Take a Balinese dance lessons or dynamic dance. Can also take dance lessons.

7. Listen to your favorite music

Perform fitness activities while listening to your favorite music. This will make you feel at home do so on a regular basis

Author:
• Monday, December 14th, 2009

As we get older, the elastic waist becomes a problem for us. As a result we keep away from the weights and buying clothes ritual became an unpleasant activity.

Weight gain at age 40 years and over is normal. The reason, hormonal changes make very easy to accumulate fat in the body.
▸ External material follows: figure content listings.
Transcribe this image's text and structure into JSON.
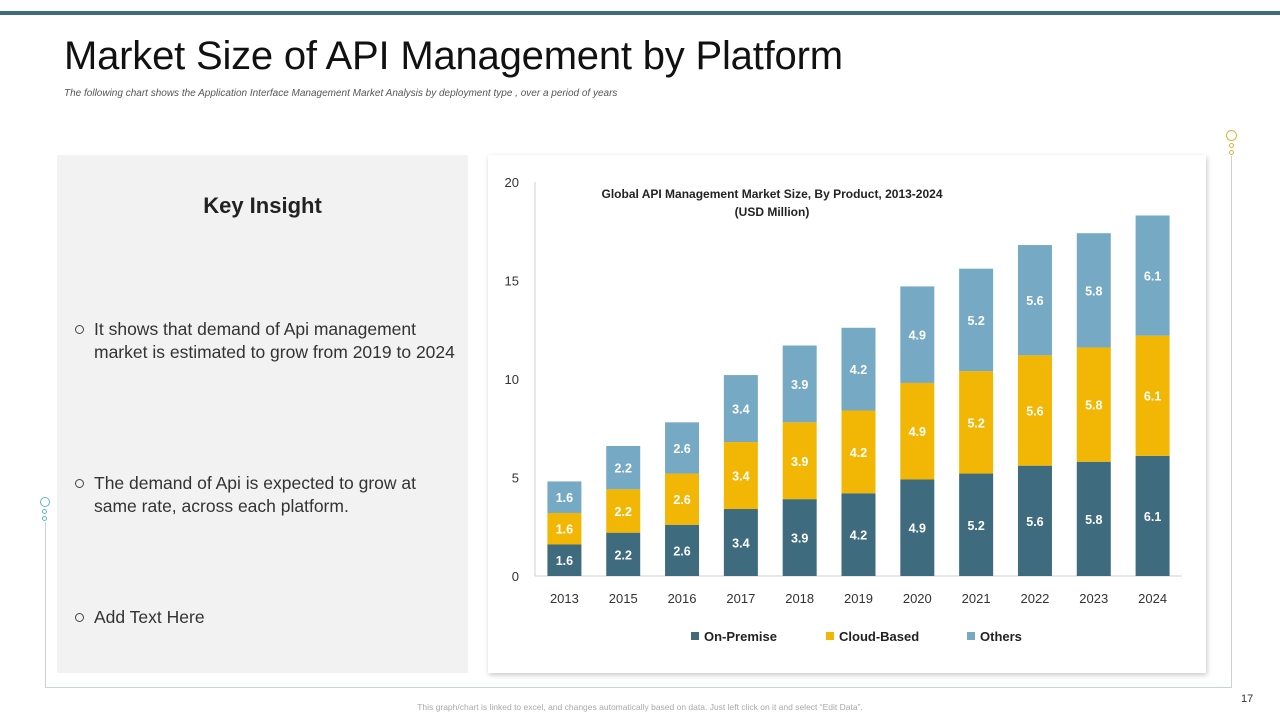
{
  "header": {
    "title": "Market Size of API Management by Platform",
    "subtitle": "The following chart shows the Application Interface Management Market Analysis by deployment type , over a period of years"
  },
  "insight": {
    "title": "Key Insight",
    "bullets": [
      "It shows that demand of Api management market is estimated to grow from 2019 to 2024",
      "The demand of Api is expected to grow at same rate, across each platform.",
      "Add Text Here"
    ]
  },
  "footer": {
    "note": "This graph/chart is linked to excel, and changes automatically based on data. Just left click on it and select “Edit Data”.",
    "page_number": "17"
  },
  "colors": {
    "on_premise": "#3e6b7d",
    "cloud_based": "#f2b705",
    "others": "#76a9c4",
    "accent_bar": "#3e6b7d"
  },
  "chart_data": {
    "type": "bar",
    "stacked": true,
    "title": "Global API Management Market Size, By Product, 2013-2024",
    "subtitle": "(USD Million)",
    "xlabel": "",
    "ylabel": "",
    "ylim": [
      0,
      20
    ],
    "yticks": [
      0,
      5,
      10,
      15,
      20
    ],
    "grid": false,
    "legend_position": "bottom",
    "categories": [
      "2013",
      "2015",
      "2016",
      "2017",
      "2018",
      "2019",
      "2020",
      "2021",
      "2022",
      "2023",
      "2024"
    ],
    "series": [
      {
        "name": "On-Premise",
        "color": "#3e6b7d",
        "values": [
          1.6,
          2.2,
          2.6,
          3.4,
          3.9,
          4.2,
          4.9,
          5.2,
          5.6,
          5.8,
          6.1
        ]
      },
      {
        "name": "Cloud-Based",
        "color": "#f2b705",
        "values": [
          1.6,
          2.2,
          2.6,
          3.4,
          3.9,
          4.2,
          4.9,
          5.2,
          5.6,
          5.8,
          6.1
        ]
      },
      {
        "name": "Others",
        "color": "#76a9c4",
        "values": [
          1.6,
          2.2,
          2.6,
          3.4,
          3.9,
          4.2,
          4.9,
          5.2,
          5.6,
          5.8,
          6.1
        ]
      }
    ]
  }
}
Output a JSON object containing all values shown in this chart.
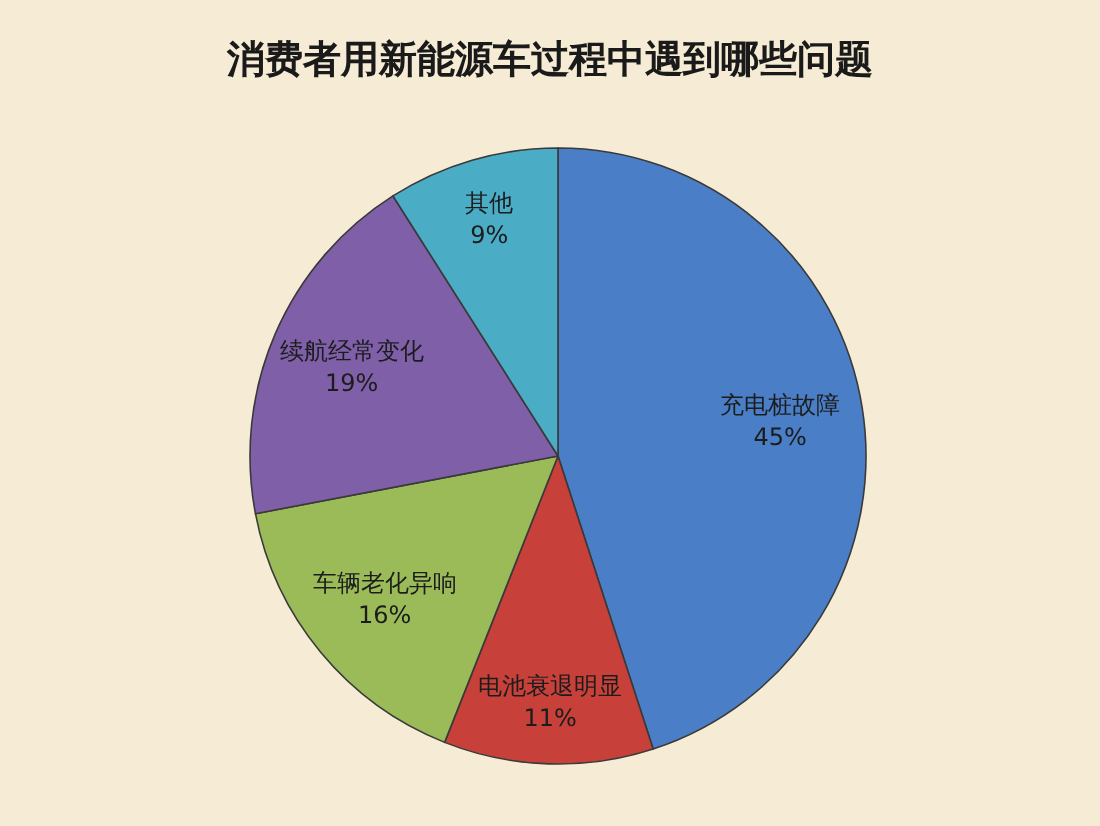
{
  "chart_data": {
    "type": "pie",
    "title": "消费者用新能源车过程中遇到哪些问题",
    "categories": [
      "充电桩故障",
      "电池衰退明显",
      "车辆老化异响",
      "续航经常变化",
      "其他"
    ],
    "values": [
      45,
      11,
      16,
      19,
      9
    ],
    "value_labels": [
      "45%",
      "11%",
      "16%",
      "19%",
      "9%"
    ],
    "colors": [
      "#4a7ec6",
      "#c8403a",
      "#9bbb59",
      "#7f5fa8",
      "#4bacc6"
    ]
  }
}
But in fact, hormonal only changes our bodies up 1-2.5 kilos.
What makes our weight continue to rise is our not healthy lifestyle and rarely exercise?

So what can we do?
Hold this key 3, mind, muscle, and mouth.
Mind
Use the mind to control the stress. Hormonal changes also affect our emotional stability. Choose the size, quality, and frequency of nutrient-rich meal. When we talk about the adequacy of nutrition for the elderly, the diet should consist more of wheat, fruits, vegetables, plus protein, we must also remember numbers of daily calories we need.
We are 40-50 years old, needs 1500-1600 calories a day if we do sports. While for men aged, the required calories per day is 1800-2000.

Muscle
In order not accumulate in fat-free, we must do sports. Physical activity is not only reduced the fat in the body but also strengthens our bones. Ideally, the percentage of body fat in older women is 22-27 per cent and 18-25 percent of daily caloric needs for men.

Mouth
As for the rules of eating, we should eat every 3 or 4 hours. That way, we will not overeat because too hungry for too long.

But remember, do not eat too late. For the night we eat, the more the body has little time to process into energy.